CNN Leaks: Conservative Activist James O’Keefe Publishes Alleged Newsroom Audio

“I don’t think there is anything to comment on,” CNN spokeswoman tells TheWrap

CNN's logo stream

Conservative activist James O’Keefe on Thursday released the first part of cache of audio recordings that he claims come from CNN headquarters and believes will expose what he calls “media malfeasance” by the cable news network. However, many media watchdogs feel the widely hyped leaks are a disappointment because they’re from 2009, before Jeff Zucker became president of the network.

“Project Veritas was given over 200 hours of audio from an anonymous source earlier this month,” O’Keefe said on his website, soliciting volunteers to “help transcribing, investigating and connecting the dots.”

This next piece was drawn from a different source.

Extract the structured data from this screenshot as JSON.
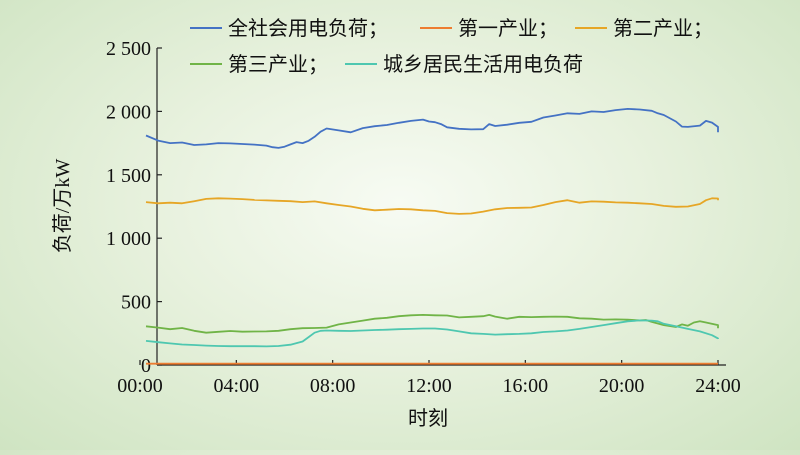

“This secretly recorded audio was obtained at CNN’s Atlanta headquarters in 2009,” he added. On Wednesday, he said in an interview on CNN, “This is all legally recorded information.”

“I don’t think there is anything to comment on,” a CNN spokeswoman told TheWrap.

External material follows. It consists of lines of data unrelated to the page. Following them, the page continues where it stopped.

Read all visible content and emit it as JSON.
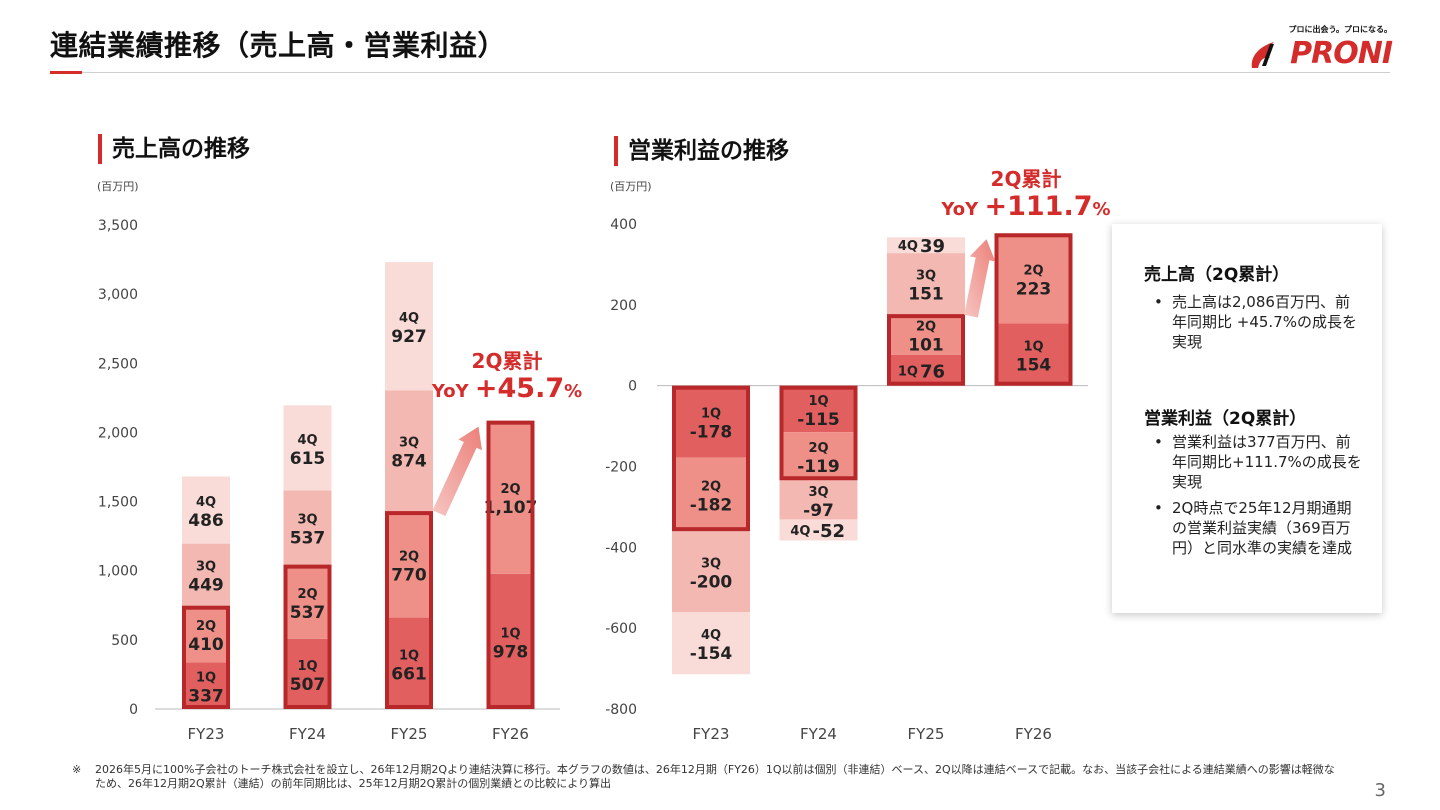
{
  "page": {
    "title": "連結業績推移（売上高・営業利益）",
    "page_number": "3",
    "footnote_mark": "※",
    "footnote": "2026年5月に100%子会社のトーチ株式会社を設立し、26年12月期2Qより連結決算に移行。本グラフの数値は、26年12月期（FY26）1Q以前は個別（非連結）ベース、2Q以降は連結ベースで記載。なお、当該子会社による連結業績への影響は軽微なため、26年12月期2Q累計（連結）の前年同期比は、25年12月期2Q累計の個別業績との比較により算出"
  },
  "logo": {
    "tagline": "プロに出会う。プロになる。",
    "wordmark": "PRONI",
    "icon": "flame-swoosh-icon"
  },
  "colors": {
    "accent": "#d42b2b",
    "q1": "#e25f5f",
    "q2": "#ee9088",
    "q3": "#f4b8b2",
    "q4": "#f9dcd8",
    "highlight": "#b8282b"
  },
  "charts": {
    "sales": {
      "title": "売上高の推移",
      "unit": "(百万円)"
    },
    "op": {
      "title": "営業利益の推移",
      "unit": "(百万円)"
    }
  },
  "chart_data": [
    {
      "type": "bar",
      "stacked": true,
      "title": "売上高の推移",
      "unit": "(百万円)",
      "categories": [
        "FY23",
        "FY24",
        "FY25",
        "FY26"
      ],
      "series": [
        {
          "name": "1Q",
          "values": [
            337,
            507,
            661,
            978
          ]
        },
        {
          "name": "2Q",
          "values": [
            410,
            537,
            770,
            1107
          ]
        },
        {
          "name": "3Q",
          "values": [
            449,
            537,
            874,
            null
          ]
        },
        {
          "name": "4Q",
          "values": [
            486,
            615,
            927,
            null
          ]
        }
      ],
      "value_labels": {
        "1Q": [
          "337",
          "507",
          "661",
          "978"
        ],
        "2Q": [
          "410",
          "537",
          "770",
          "1,107"
        ],
        "3Q": [
          "449",
          "537",
          "874",
          ""
        ],
        "4Q": [
          "486",
          "615",
          "927",
          ""
        ]
      },
      "ylim": [
        0,
        3500
      ],
      "yticks": [
        0,
        500,
        1000,
        1500,
        2000,
        2500,
        3000,
        3500
      ],
      "ytick_labels": [
        "0",
        "500",
        "1,000",
        "1,500",
        "2,000",
        "2,500",
        "3,000",
        "3,500"
      ],
      "highlight": "1Q–2Q cumulative outlined",
      "callout": {
        "line1": "2Q累計",
        "prefix": "YoY ",
        "value": "+45.7",
        "suffix": "%"
      }
    },
    {
      "type": "bar",
      "stacked": true,
      "title": "営業利益の推移",
      "unit": "(百万円)",
      "categories": [
        "FY23",
        "FY24",
        "FY25",
        "FY26"
      ],
      "series": [
        {
          "name": "1Q",
          "values": [
            -178,
            -115,
            76,
            154
          ]
        },
        {
          "name": "2Q",
          "values": [
            -182,
            -119,
            101,
            223
          ]
        },
        {
          "name": "3Q",
          "values": [
            -200,
            -97,
            151,
            null
          ]
        },
        {
          "name": "4Q",
          "values": [
            -154,
            -52,
            39,
            null
          ]
        }
      ],
      "ylim": [
        -800,
        400
      ],
      "yticks": [
        -800,
        -600,
        -400,
        -200,
        0,
        200,
        400
      ],
      "ytick_labels": [
        "-800",
        "-600",
        "-400",
        "-200",
        "0",
        "200",
        "400"
      ],
      "highlight": "1Q–2Q cumulative outlined",
      "callout": {
        "line1": "2Q累計",
        "prefix": "YoY ",
        "value": "+111.7",
        "suffix": "%"
      }
    }
  ],
  "summary": {
    "sales": {
      "heading": "売上高（2Q累計）",
      "bullets": [
        "売上高は2,086百万円、前年同期比 +45.7%の成長を実現"
      ]
    },
    "op": {
      "heading": "営業利益（2Q累計）",
      "bullets": [
        "営業利益は377百万円、前年同期比+111.7%の成長を実現",
        "2Q時点で25年12月期通期の営業利益実績（369百万円）と同水準の実績を達成"
      ]
    }
  }
}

“I want to start exposing the media and their flaws,” O’Keefe tweeted in a timely echo of President Donald Trump’s verbal attacks on major news organizations, CNN in particular. “This is the beginning of the end for the MSM. And it starts today.”

For years, O’Keefe has targeted liberal groups with undercover video and audio recordings but his Project Veritas has been criticized for questionable tactics and selectively editing of footage. According to PolitiFact, his videos are “edited in ways that the context of the conversation or the meaning of the statement isn’t always clear.”

But O’Keefe’s work as a provocateur has had an impact, most recently triggering the resignation of Democratic operatives last year who were apparently caught on camera discussing ways to disrupt Trump campaign rallies.

He first gained notoriety for his 2009 headline-grabbing release of undercover videos alleging illegal activity by employees of ACORN, a community organizing group that helped register low-income people to vote.

One employee sued O’Keefe, claiming he broke the law by taping him without consent. O’Keefe eventually settled the case for $100,000. But the videos led to ACORN losing its federal funding and eventually filing for bankruptcy.

Other O’Keefe targets have included Planned Parenthood and NPR.